Cash-strapped buyers join forces to invest in property

South Africans are nothing if not resourceful so it’s not surprising that many house buyers are pooling their income to invest in property as a collective. “Instead of walking away from property as a viable investment, we are seeing more people buying property as a collective to cope with rising living costs and high interest rates,” says Bradd Bendall, CEO (interim) of BetterBond. 

FNB, one of the larger banks that offers loan products allowing up to 12 people to buy a home together, reports a 36% increase in collective buying loans for the six months ending December 2023 compared with the same period in 2022. The bank also notes that buyers with a monthly income of between R3 500 and R29 600 are increasingly considering buying as a collective to navigate high interest rates and inflationary pressures. 

 “BetterBond’s data for May shows a 34.9% increase in bonds for homes of between R500 000 and R1 million in the last 12 months. Many of these buyers are likely buying as a collective to increase their chances of securing a bond and maintaining the monthly bond repayments,” says Bendall.

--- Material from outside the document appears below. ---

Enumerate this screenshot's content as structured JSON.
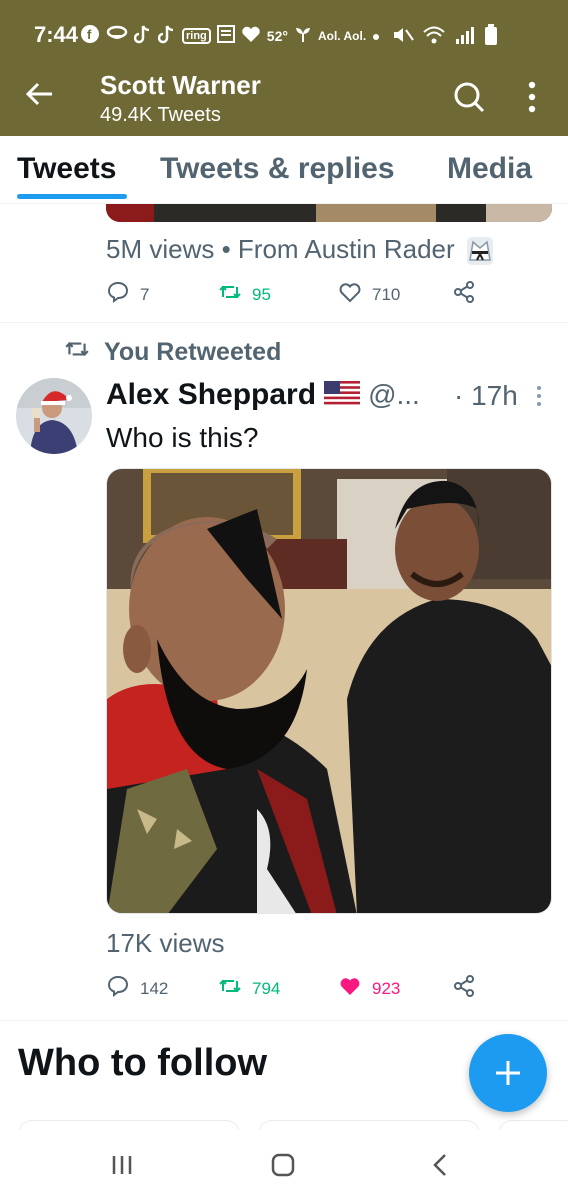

According to Bendall, multigenerational is prevalent in South Africa with StatsSA’s General Household Survey (May 2024) classifying 39.2% of households as double generational – with parents and children living together, and almost 14% having three generations in one home. “With many households having to tighten their belts to make it through the month, it makes better financial sense to share household and bond costs by having more than one generation living together,” he adds. 

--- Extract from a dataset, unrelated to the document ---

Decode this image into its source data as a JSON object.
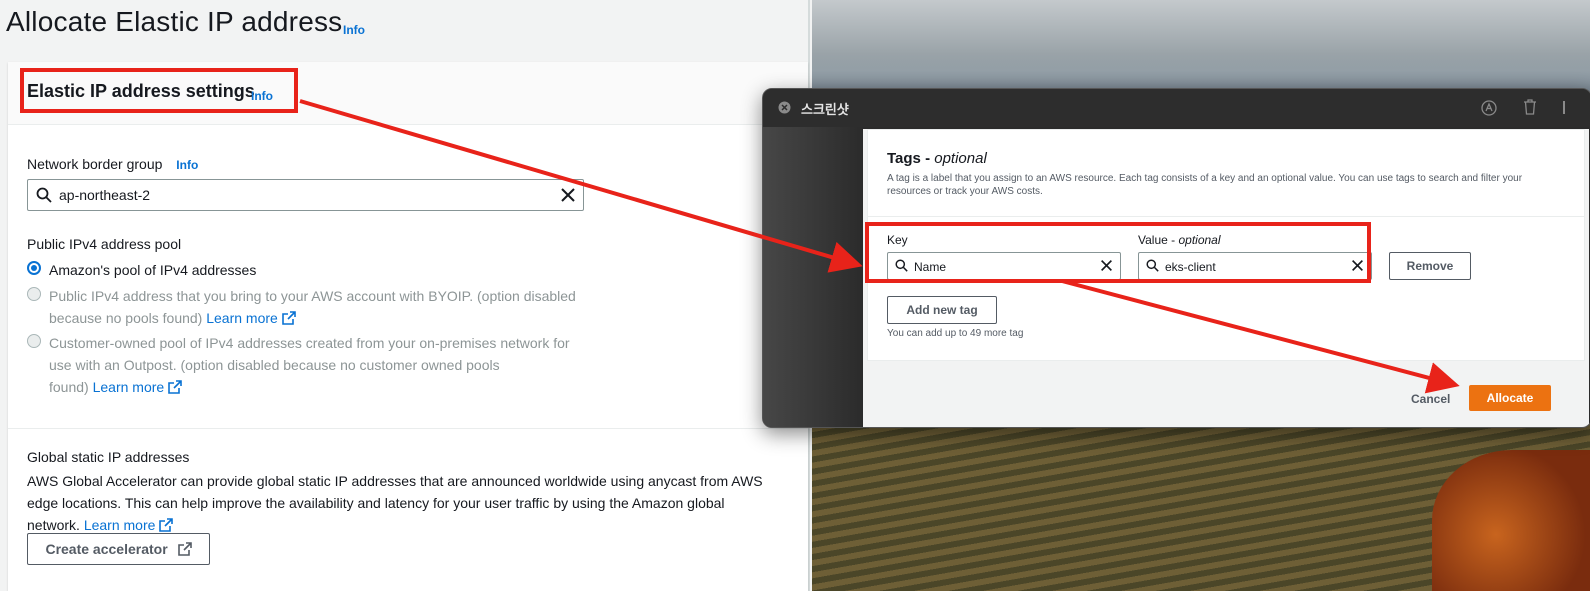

Multigenerational living has many benefits, including an established support system if there are young children, a sense of purpose for older parents who are included in childcare, and financial stability by combining incomes. However, it does have its challenges, cautions Bendall. “It’s important to make sure there are clear boundaries so that privacy and independence are not impinged. Larger properties that allow for a communal area as well as private space for the respective parties to enjoy time alone work best for this type of living arrangement.”

FNB reports that Gauteng followed by the Western Cape are the top two provinces for collective buying according to data for the last six months. Many of these collective buyers in the Western Cape will likely be more affluent buyers investing in a secondary or holiday home with family or friends, says Bendall. Who also says, “So while we are seeing a large number of buyers at the lower end of the market making ends meet by pooling resources, we are also seeing more buyers in the R1.5 to R2 million price range partnering with friends or family to buy a second home – often as a holiday option. BetterBond’s data shows a 20% increase in bonds granted in this price range.”

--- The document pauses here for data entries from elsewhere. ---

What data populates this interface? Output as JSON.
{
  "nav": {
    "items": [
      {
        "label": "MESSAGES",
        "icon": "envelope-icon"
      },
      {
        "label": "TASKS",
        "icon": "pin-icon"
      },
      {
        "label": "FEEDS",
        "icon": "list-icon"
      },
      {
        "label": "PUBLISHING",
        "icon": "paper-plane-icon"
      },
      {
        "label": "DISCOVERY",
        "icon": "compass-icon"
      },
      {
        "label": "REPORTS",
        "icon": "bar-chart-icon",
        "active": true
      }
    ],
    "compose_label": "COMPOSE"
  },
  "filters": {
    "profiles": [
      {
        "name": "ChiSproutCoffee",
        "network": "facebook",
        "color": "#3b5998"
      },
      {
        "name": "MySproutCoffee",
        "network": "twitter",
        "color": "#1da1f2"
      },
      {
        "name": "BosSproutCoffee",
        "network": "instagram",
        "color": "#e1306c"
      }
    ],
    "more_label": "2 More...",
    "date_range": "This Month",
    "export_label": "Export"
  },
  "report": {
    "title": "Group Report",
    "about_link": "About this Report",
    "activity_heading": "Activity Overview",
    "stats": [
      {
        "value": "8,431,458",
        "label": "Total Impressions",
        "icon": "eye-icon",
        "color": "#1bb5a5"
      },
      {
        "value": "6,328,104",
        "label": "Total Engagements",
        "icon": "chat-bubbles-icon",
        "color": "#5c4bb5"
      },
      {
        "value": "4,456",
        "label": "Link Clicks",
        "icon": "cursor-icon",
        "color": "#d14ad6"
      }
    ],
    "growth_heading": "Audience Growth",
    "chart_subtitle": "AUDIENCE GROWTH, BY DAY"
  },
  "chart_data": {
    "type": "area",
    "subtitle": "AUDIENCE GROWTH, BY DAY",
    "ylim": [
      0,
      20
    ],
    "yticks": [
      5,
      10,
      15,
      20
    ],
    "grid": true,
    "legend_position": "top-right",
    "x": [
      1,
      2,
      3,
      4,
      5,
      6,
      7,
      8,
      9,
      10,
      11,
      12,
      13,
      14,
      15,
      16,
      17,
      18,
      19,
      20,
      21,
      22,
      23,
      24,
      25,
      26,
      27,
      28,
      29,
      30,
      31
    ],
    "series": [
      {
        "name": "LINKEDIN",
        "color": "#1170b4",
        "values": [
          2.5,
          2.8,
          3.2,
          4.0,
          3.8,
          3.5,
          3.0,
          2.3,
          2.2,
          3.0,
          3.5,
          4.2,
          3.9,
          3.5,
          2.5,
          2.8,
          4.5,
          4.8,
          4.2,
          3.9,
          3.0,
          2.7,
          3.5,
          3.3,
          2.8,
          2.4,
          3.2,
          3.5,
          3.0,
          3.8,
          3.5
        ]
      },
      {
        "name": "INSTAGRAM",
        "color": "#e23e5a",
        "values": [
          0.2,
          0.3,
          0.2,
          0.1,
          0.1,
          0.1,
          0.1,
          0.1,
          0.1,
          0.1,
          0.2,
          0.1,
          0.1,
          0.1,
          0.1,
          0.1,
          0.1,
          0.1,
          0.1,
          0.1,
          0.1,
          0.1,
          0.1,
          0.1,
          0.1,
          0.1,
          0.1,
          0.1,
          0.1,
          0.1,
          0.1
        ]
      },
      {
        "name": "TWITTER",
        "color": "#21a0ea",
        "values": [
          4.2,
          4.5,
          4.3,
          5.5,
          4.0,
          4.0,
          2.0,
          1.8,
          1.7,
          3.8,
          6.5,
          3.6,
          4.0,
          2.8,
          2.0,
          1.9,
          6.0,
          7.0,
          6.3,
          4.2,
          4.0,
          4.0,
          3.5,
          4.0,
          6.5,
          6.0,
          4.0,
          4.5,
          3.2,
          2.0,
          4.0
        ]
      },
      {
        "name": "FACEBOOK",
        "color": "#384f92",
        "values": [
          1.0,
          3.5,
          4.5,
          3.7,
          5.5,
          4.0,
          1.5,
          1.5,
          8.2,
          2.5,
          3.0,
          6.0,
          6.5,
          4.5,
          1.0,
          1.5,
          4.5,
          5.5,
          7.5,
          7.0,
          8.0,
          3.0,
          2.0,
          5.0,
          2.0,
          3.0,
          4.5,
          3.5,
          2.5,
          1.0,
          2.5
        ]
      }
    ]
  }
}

While buying as a group sounds appealing, be sure to have a clear understanding of who owes what before you buy property as a collective. Some considerations include transparency about all parties’ finances. “All parties must be able to qualify for a bond on their income if the collective arrangement falls through,” advises Bendall. Also, the credit scores of all parties will be affected if one of the group defaults on their financial commitments. The bond will be registered in the names of all the owners, and this will also be reflected on the property’s title deed. 

Collective buyers should ensure that any agreement to buy as a group is formalised in writing. It’s therefore advisable to have a lawyer draft a co-ownership agreement to protect all those involved, says Bendall.